People Who Read Left to Right Remember Left to Right Too

How we remember things is partly down to the culture we’re from and the language we speak. Some new evidence for that comes from a recent study published in the journal Cognition.

In the study, researchers from Qatar, France, Belgium and Spain studied three groups of people: left-to-right-reading speakers of Western languages, right-to-left-reading speakers of Arabic, and illiterate speakers of Arabic.

People from all three groups were asked to memorize rows of color patches. After memorizing a row of color patches, they were shown a new sample of color patches and asked if the new sample was part of the original row. From the responses, the researchers were able to infer whether participants tended to memorize the color sequences in a left-to-right or right-to-left fashion.

As it turned out, speakers of Western languages written left to right had a tendency to also memorize the color patterns from left to right. Similarly, speakers of Arabic, which is written right to left, memorized the color patterns from right to left.

So what about the illiterate Arabic speakers?

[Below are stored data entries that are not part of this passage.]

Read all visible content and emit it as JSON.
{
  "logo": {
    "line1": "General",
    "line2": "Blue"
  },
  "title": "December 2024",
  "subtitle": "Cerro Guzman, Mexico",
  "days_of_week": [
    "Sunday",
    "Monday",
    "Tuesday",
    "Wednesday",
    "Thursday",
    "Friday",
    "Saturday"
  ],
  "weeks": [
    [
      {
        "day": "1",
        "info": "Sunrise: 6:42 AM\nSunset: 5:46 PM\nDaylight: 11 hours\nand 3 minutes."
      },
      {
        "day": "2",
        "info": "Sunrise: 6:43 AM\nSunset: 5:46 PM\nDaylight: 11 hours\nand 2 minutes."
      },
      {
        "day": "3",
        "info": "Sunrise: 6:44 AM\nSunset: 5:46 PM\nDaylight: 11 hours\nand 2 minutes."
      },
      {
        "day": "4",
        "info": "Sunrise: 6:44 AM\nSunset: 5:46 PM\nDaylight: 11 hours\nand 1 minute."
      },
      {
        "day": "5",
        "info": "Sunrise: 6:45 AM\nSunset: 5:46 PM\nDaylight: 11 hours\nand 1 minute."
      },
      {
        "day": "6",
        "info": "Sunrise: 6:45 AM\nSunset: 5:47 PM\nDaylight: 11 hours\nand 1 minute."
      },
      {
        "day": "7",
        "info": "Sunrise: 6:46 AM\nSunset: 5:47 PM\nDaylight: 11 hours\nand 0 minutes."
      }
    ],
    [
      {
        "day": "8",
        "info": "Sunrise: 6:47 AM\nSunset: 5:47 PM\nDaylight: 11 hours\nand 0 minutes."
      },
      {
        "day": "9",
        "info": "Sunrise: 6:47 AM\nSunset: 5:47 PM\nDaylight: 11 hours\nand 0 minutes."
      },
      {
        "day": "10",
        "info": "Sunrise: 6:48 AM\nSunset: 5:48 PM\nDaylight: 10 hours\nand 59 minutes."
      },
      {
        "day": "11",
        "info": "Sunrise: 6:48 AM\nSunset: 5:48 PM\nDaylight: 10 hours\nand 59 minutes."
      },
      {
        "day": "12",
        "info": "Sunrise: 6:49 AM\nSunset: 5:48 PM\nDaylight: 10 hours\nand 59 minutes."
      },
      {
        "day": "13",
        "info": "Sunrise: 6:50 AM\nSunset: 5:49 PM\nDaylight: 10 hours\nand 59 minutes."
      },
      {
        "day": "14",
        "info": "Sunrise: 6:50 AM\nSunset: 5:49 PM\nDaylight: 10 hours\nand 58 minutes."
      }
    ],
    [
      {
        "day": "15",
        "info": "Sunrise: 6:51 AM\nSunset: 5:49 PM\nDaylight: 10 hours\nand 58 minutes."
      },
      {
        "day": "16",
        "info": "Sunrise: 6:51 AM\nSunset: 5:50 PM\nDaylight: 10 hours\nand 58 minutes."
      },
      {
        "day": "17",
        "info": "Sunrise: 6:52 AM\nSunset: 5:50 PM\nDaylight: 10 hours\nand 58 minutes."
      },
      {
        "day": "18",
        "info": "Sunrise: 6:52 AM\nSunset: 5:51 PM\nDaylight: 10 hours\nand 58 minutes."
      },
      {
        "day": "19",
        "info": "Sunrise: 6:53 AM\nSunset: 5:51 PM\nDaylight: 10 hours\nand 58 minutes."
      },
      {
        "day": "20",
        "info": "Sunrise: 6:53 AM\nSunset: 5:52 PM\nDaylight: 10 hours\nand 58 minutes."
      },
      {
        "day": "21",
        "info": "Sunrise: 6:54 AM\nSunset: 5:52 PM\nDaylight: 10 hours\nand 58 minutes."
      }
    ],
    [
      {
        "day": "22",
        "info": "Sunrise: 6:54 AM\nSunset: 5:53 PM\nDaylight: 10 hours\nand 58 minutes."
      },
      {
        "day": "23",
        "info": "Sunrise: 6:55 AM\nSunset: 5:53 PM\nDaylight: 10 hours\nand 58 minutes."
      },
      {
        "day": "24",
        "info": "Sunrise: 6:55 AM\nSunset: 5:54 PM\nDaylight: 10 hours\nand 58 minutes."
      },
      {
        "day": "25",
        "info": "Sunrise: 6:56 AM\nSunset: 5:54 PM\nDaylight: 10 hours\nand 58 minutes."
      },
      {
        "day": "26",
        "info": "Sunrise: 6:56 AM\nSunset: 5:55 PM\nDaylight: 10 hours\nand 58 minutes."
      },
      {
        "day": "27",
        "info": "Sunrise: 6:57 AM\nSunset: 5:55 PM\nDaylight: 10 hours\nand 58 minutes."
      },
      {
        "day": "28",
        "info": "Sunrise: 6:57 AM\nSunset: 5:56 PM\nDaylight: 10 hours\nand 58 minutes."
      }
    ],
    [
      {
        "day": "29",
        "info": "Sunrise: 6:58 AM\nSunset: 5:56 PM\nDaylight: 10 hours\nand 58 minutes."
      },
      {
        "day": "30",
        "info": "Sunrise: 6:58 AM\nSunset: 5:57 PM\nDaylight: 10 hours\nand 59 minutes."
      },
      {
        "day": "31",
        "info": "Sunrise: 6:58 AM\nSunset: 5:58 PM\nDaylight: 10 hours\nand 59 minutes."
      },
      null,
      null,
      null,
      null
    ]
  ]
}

They didn’t tend to memorize the sequences either in a systematic left-to-right or right-to-left order.

Together, these results show that whether we learn to read left to right or right to left can also determine whether we memorize certain kinds of nonverbal information in a left-to-right or right-to-left order as well. More generally, it appears that how we remember things is to some degree a product of the culture we’re immersed in.

The researchers summarized these findings by suggesting that “culture ‘literarily’ directs our thoughts.” In other words, one way our culture affects how we think about the world around us is through language, especially written language. When we learn to read in the language used by our culture, we are also learning how to organize other kinds of information we encounter without necessarily realizing it.